The British 2024 series One Day (Netflix) - starring Ambika Mod and Leo Woodall as an unlikely couple - he a happy-go-lucky good-looking wealthy kid and she as a studious kid of Indian background and no great wealth, who meet - or at least speak to each other - on eve of graduation for Edinboro U., a true mismatch, or so it seems, who spend the night together sans sex, strange from Woodall’s “Dexter,”and we (and they) write it off as a one-nighter but oddly he and Mod’s Emma stay in touch and the film follows them for 15 or so years, each episode a new segment in their friendship or love or neither in a story line that’s quiet and contemplative and 100-percent believable and, though it’s in a way even beyond romcom and touching the boundary of Soap, is totally watchable and we believe and and root for these two seeming misfits who are both right and wrong for each other - right up to a concluding episode consisting mostly of flashbacks and is a moving and intelligent though tearful ending - all based on the novel by David Nicholls.

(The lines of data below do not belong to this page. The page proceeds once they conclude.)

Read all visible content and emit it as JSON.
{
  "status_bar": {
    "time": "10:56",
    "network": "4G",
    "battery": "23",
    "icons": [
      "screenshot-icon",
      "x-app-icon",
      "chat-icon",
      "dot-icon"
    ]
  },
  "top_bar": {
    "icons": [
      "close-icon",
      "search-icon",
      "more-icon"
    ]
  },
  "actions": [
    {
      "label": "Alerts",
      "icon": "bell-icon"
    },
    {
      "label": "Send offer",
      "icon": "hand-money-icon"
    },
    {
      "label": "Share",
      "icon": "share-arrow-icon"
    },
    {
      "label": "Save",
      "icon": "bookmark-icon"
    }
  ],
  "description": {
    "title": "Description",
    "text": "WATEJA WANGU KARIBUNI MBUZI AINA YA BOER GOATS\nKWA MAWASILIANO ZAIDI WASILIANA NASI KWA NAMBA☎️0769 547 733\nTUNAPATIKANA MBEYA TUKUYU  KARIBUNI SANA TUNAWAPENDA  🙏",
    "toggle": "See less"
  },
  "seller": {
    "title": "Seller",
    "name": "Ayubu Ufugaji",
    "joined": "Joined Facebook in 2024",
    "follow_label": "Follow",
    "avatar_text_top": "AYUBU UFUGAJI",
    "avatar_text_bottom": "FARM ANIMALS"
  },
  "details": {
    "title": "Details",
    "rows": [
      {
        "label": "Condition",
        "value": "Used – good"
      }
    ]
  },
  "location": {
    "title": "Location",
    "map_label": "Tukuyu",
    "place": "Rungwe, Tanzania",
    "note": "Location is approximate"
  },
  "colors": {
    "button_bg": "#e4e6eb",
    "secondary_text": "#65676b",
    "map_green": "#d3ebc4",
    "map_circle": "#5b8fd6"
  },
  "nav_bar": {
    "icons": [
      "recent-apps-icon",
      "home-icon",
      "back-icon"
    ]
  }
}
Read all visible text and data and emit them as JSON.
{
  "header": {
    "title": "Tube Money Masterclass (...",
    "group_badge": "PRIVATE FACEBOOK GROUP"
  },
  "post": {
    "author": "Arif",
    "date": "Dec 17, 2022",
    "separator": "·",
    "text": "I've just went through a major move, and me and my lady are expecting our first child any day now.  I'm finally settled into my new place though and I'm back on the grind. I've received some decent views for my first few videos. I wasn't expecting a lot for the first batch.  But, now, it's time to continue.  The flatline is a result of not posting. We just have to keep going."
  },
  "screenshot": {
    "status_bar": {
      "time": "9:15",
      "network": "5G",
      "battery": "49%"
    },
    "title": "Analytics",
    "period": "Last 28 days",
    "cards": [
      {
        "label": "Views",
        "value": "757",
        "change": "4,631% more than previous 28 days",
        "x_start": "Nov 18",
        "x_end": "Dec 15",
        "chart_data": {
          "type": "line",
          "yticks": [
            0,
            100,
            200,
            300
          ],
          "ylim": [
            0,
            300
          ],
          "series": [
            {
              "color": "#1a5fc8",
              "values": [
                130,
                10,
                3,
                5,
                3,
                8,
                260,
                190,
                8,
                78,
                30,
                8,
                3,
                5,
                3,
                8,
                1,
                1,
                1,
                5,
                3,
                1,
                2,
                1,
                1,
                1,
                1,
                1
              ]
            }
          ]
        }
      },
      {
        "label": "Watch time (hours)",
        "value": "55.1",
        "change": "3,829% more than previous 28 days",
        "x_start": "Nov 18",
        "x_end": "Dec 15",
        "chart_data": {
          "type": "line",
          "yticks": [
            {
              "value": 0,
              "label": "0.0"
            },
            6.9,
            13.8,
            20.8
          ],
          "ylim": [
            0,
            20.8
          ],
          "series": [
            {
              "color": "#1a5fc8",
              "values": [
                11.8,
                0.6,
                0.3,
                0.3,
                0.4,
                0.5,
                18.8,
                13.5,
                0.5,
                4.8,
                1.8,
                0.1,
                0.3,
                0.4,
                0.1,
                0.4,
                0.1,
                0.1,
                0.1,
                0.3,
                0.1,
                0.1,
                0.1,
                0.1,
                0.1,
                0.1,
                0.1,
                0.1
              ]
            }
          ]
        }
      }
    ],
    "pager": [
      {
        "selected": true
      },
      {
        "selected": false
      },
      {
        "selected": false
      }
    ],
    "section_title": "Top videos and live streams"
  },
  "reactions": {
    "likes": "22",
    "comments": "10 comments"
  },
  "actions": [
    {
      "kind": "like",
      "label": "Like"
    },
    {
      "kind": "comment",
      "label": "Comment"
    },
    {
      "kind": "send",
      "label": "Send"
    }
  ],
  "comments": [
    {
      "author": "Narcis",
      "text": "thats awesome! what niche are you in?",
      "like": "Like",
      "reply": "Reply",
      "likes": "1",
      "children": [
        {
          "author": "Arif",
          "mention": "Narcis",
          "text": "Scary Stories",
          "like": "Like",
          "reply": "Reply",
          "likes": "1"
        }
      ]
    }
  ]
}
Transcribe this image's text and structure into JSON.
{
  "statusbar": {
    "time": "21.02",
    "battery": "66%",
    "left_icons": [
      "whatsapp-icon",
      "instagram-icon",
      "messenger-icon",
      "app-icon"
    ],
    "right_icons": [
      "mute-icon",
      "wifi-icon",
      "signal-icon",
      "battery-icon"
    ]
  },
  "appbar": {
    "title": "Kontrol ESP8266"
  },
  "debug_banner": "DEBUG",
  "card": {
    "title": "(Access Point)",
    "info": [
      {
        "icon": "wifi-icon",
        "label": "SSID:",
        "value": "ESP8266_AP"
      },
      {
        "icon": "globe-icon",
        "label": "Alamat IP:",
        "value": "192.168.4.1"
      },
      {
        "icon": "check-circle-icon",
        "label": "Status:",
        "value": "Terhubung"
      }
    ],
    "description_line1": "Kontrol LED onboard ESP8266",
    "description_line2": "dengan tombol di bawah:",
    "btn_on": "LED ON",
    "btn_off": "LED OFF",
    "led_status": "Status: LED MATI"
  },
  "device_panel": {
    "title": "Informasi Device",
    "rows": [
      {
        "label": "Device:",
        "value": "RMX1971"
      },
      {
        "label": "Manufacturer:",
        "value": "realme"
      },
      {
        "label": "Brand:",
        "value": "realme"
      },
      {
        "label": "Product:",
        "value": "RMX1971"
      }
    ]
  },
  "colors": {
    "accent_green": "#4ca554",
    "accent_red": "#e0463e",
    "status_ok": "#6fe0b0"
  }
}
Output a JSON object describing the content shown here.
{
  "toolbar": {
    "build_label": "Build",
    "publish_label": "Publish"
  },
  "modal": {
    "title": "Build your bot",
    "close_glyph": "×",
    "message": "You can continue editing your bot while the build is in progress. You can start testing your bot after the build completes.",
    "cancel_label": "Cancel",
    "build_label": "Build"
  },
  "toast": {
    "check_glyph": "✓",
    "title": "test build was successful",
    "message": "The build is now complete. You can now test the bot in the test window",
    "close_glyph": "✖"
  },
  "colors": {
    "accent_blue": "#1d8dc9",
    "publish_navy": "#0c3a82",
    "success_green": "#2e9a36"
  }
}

Another excellent series early in 2024, Amazon Prime, is Lulu Wang’s  Expats, based on Janice Y.K. Lee’s novel The Expatriates; this series breaks with convention in many ways as several story lines cross paths without entirely converging.In essence, we see 3 (American) families who have come to settle at least for a year in luxury housing in Hong Kong. Everything looks lovely, the families ll have ridiculous amounts of $ - but soon a tragedy happens in one of the clans (Nicole Kidman is the Mom) and we follow the families over the course of several months as they all cope, help one another, hurt one another, suffer together and apart, breakup or not, break down or not, and eventually the saga ends with all the families settled (or unsettled) back in the U.S. Yes, in many ways it’s just a highly polished soap, and, yes, none of the characters is exactly likable, to put it mildly, but its verging on convention is in a way its strength. Improbably, we feel sorrow and pity for these unsympathetic characters; the series defies and redefines our expectations. 


Alfred Hitchcock’s Shadow of a Doubt (1943), based on a story by Gordan McDonell w/ screenplay by Thornton Wilder, Sally Benson, and Alma Reville, is far from AH’s best - tough gangster son returns to idyllic Midwestern home town [ sorry, I now know it was Santa Rosa, Cal.]where he is welcomed by his family members whose gullibility and even simple-mindedness keep him blind to the goings on - complicated by a search for a murderer who to appearances must by the brother, played well by Joseph Cotton amid a slew of inferior, robotic characters. There are some fine Hitchcockian moments - a woman locked in a  a garage with the car engine running, a struggle on the coupling of a speeding train - but the plot is so thin (What was Thornton Wilder doing on this project?) and most of the performances are so mediocre (everyone was serving in the war) that this one’s near the bottom of the Hitchcock list (and I never spotted AH’s cameo).